Der film-dienst lobte, „die leise Geschichte“ bette „den Kreislauf des menschlichen Lebens in den Jahreskreis der Natur“ ein. In den „betörenden Bildfolgen“ und der „kontemplativen Erzählhaltung“ bleibe das „reale Leben stets präsent“.[17] A. O. Scott von der New York Times urteilte, der Film würde mit „bezaubernder Perfektion […] die Jahreszeiten im Lebenszyklus“ abbilden.
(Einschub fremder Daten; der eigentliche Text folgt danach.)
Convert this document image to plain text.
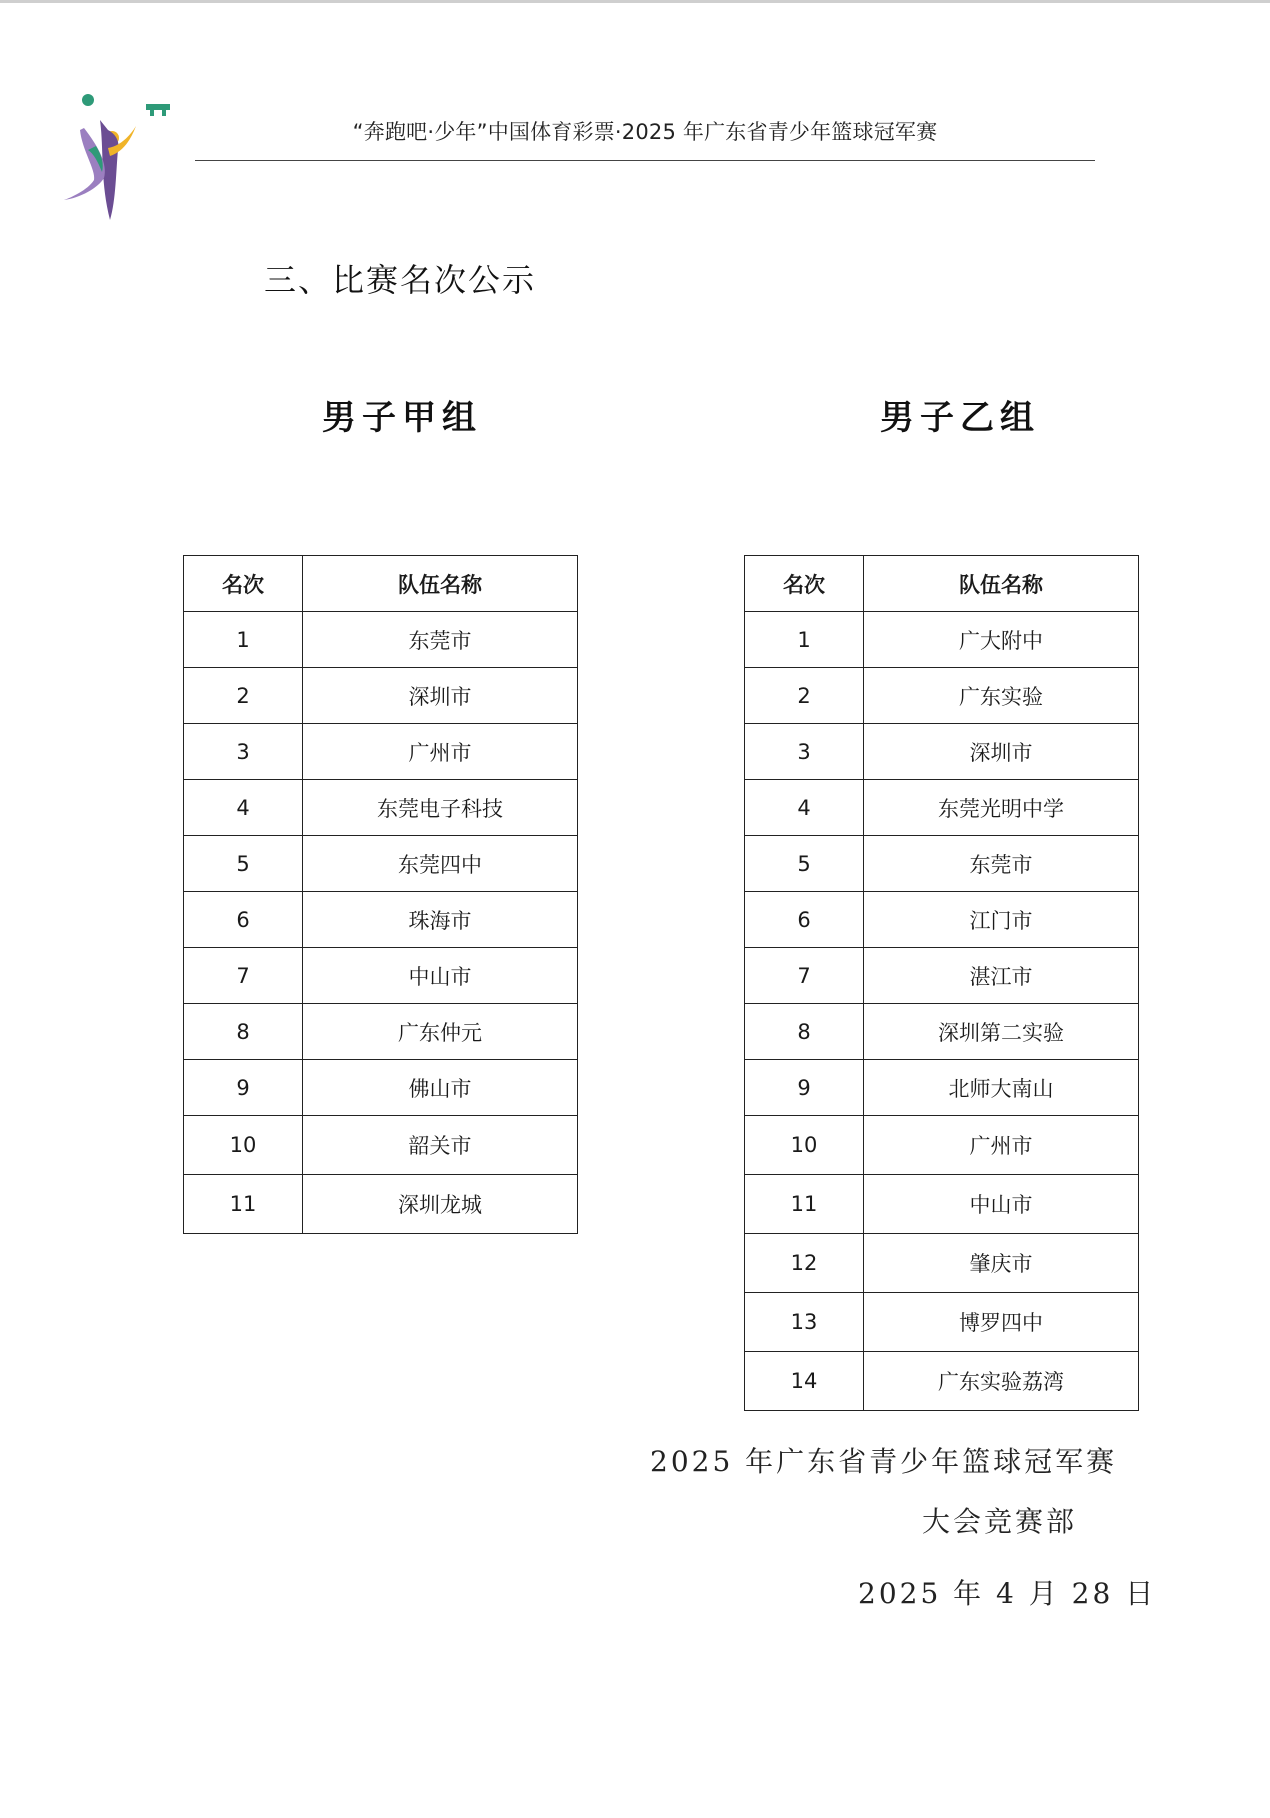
“奔跑吧·少年”中国体育彩票·2025 年广东省青少年篮球冠军赛
三、比赛名次公示
男子甲组	男子乙组
名次	队伍名称
1	东莞市
2	深圳市
3	广州市
4	东莞电子科技
5	东莞四中
6	珠海市
7	中山市
8	广东仲元
9	佛山市
10	韶关市
11	深圳龙城
名次	队伍名称
1	广大附中
2	广东实验
3	深圳市
4	东莞光明中学
5	东莞市
6	江门市
7	湛江市
8	深圳第二实验
9	北师大南山
10	广州市
11	中山市
12	肇庆市
13	博罗四中
14	广东实验荔湾
2025 年广东省青少年篮球冠军赛
大会竞赛部
2025 年 4 月 28 日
Dabei gelinge es Kim, „etwas Wesentliches der menschlichen Natur“ herauszukristallisieren und „die Summe menschlicher Erfahrungen nachzubilden“.[18]
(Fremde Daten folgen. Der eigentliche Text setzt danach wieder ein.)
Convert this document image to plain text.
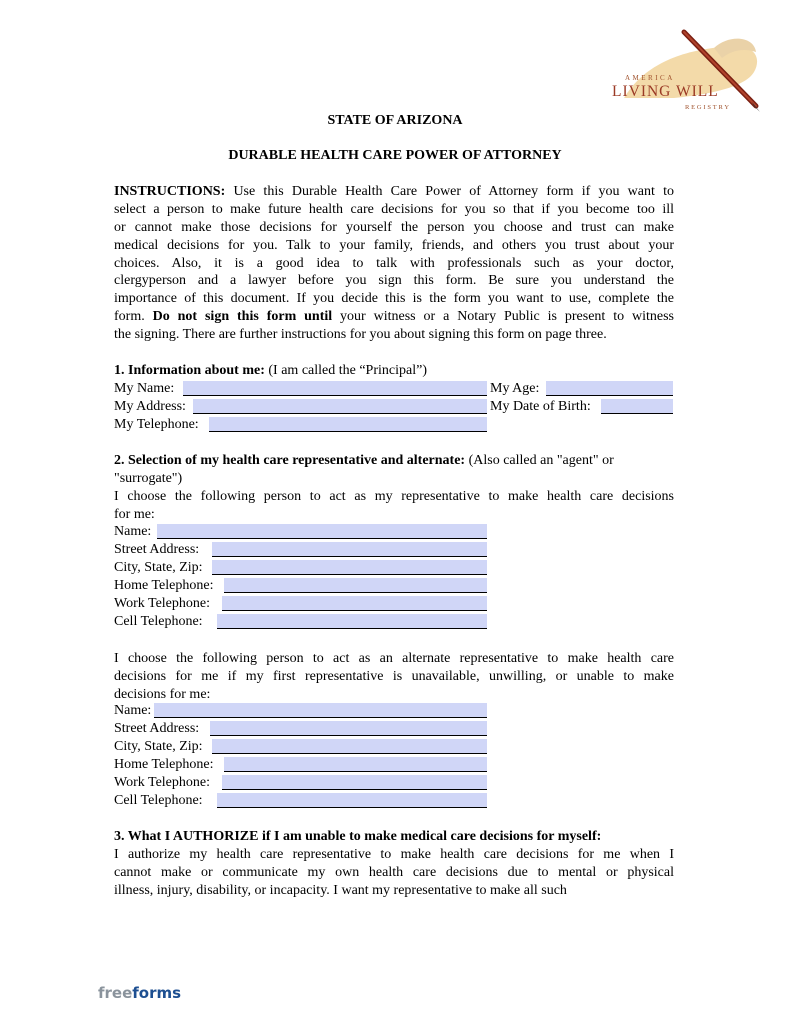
AMERICA
LIVING WILL
REGISTRY
STATE OF ARIZONA
DURABLE HEALTH CARE POWER OF ATTORNEY
INSTRUCTIONS: Use this Durable Health Care Power of Attorney form if you want to
select a person to make future health care decisions for you so that if you become too ill
or cannot make those decisions for yourself the person you choose and trust can make
medical decisions for you. Talk to your family, friends, and others you trust about your
choices. Also, it is a good idea to talk with professionals such as your doctor,
clergyperson and a lawyer before you sign this form. Be sure you understand the
importance of this document. If you decide this is the form you want to use, complete the
form. Do not sign this form until your witness or a Notary Public is present to witness
the signing. There are further instructions for you about signing this form on page three.
1. Information about me: (I am called the “Principal”)
My Name:	My Age:
My Address:	My Date of Birth:
My Telephone:
2. Selection of my health care representative and alternate: (Also called an "agent" or
"surrogate")
I choose the following person to act as my representative to make health care decisions
for me:
Name:
Street Address:
City, State, Zip:
Home Telephone:
Work Telephone:
Cell Telephone:
I choose the following person to act as an alternate representative to make health care
decisions for me if my first representative is unavailable, unwilling, or unable to make
decisions for me:
Name:
Street Address:
City, State, Zip:
Home Telephone:
Work Telephone:
Cell Telephone:
3. What I AUTHORIZE if I am unable to make medical care decisions for myself:
I authorize my health care representative to make health care decisions for me when I
cannot make or communicate my own health care decisions due to mental or physical
illness, injury, disability, or incapacity. I want my representative to make all such
freeforms
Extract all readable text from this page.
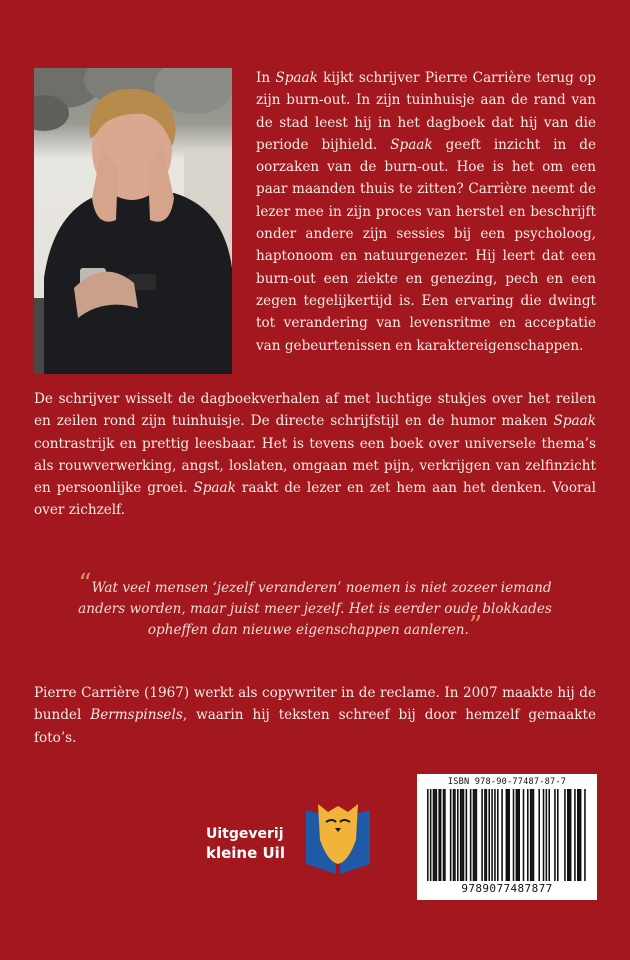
In Spaak kijkt schrijver Pierre Carrière terug op zijn burn-out. In zijn tuinhuisje aan de rand van de stad leest hij in het dagboek dat hij van die periode bijhield. Spaak geeft inzicht in de oorzaken van de burn-out. Hoe is het om een paar maanden thuis te zitten? Carrière neemt de lezer mee in zijn proces van herstel en beschrijft onder andere zijn sessies bij een psycholoog, haptonoom en natuurgenezer. Hij leert dat een burn-out een ziekte en genezing, pech en een zegen tegelijkertijd is. Een ervaring die dwingt tot verandering van levensritme en acceptatie van gebeurtenissen en karaktereigenschappen.

De schrijver wisselt de dagboekverhalen af met luchtige stukjes over het reilen en zeilen rond zijn tuinhuisje. De directe schrijfstijl en de humor maken Spaak contrastrijk en prettig leesbaar. Het is tevens een boek over universele thema’s als rouwverwerking, angst, loslaten, omgaan met pijn, verkrijgen van zelfinzicht en persoonlijke groei. Spaak raakt de lezer en zet hem aan het denken. Vooral over zichzelf.

“Wat veel mensen ‘jezelf veranderen’ noemen is niet zozeer iemand anders worden, maar juist meer jezelf. Het is eerder oude blokkades opheffen dan nieuwe eigenschappen aanleren.”

Pierre Carrière (1967) werkt als copywriter in de reclame. In 2007 maakte hij de bundel Bermspinsels, waarin hij teksten schreef bij door hemzelf gemaakte foto’s.

Uitgeverij
kleine Uil
ISBN 978-90-77487-87-7
9789077487877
Variety nannte Frühling, Sommer, Herbst, Winter… und Frühling einen „sublimen, klugen, mutigen und spirituellen Film“. Seine „größte Stärke“ liege in der dargestellten „Weltabgewandtheit“, die aber keine „Zen-ähnliche Benommenheit“ erzeuge. „Derber Humor“ und „triebhafte Sexualität“ fungiere als „Gegengewicht zu den erhabenen Kameraaufnahmen“. Der „harte Filmschnitt“ fokussiere auf das Wesentliche. „Ein weiterer Pluspunkt“ sei die „unkonventionelle Filmmusik verschiedener Genres“.[19] Roger Ebert hob anerkennend die Regiearbeit hervor, die „die Sinne“ schärfe, da es „keine oder nur wenige Dialoge, keine Erklärungen, keine verbalen Botschaften“ gebe. Ebert resümierte, „selten“ habe ihn ein Film „so tief berührt“; Kim zeige „das Leben, wie es schon immer war“.[20]
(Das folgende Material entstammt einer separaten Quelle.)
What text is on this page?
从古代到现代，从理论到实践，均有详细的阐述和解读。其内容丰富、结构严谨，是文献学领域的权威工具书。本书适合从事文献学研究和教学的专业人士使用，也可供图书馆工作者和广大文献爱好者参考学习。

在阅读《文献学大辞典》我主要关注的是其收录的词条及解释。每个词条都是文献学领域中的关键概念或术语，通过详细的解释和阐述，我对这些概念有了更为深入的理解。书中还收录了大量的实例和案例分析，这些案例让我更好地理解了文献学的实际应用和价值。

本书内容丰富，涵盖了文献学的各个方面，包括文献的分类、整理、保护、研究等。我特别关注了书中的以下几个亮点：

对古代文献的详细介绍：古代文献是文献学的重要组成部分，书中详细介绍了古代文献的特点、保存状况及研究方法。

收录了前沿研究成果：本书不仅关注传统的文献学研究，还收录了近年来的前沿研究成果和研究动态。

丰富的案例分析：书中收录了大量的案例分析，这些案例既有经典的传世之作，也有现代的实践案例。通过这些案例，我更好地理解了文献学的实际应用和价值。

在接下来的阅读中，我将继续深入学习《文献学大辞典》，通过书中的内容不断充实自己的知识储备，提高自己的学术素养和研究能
Urs Jenny zeigte sich im Spiegel überrascht von dem Film und erläuterte, Kims bisheriges Schaffen zeichne sich durch die Darstellung der „Großstadtgesellschaft als Raubtiergesellschaft“ aus, in der die Protagonisten in „selbstzerstörerischer Rage“ agieren. Den früheren Filmen sei „etwas zutiefst Barbarisches“ zu Eigen, obgleich die „von der Ahnung des Grausigen“ vibrierenden Bilderfolgen auch eine „fremdartig faszinierende Ruhe und Schönheit“ ausstrahlen. Kims neues Werk enthalte dagegen „nirgends ein Schockbild“. Es sei „lyrisch“, ein „Schwelgen in Schönheit“ und verströme eine „ernste, unwirklich meditative Ruhe“.[21]

Andreas Kilb von der Frankfurter Allgemeine Zeitung schrieb, Kim vermeide „Kitsch“, indem er „Abstand“ zu „den Figuren“ und „ihrer symbolhaften Wirklichkeit“ wahre.[22] Der Film habe einen „Zug zum Demonstrativen und Belehrenden“, doch würden „die komischen und tragischen Aspekte des Geschehens“ durch den mühelosen Fluss der Bilder in „der Schwebe“ gehalten.[23] Kilb lobte, Kims Film verknüpfe „zwei Motive, die sich eigentlich gegenseitig ausschließen: Grausamkeit und Meditation“[22] und sei eine „Spiegelung des Weltgeschehens in einer verzauberten Miniatur“.[23]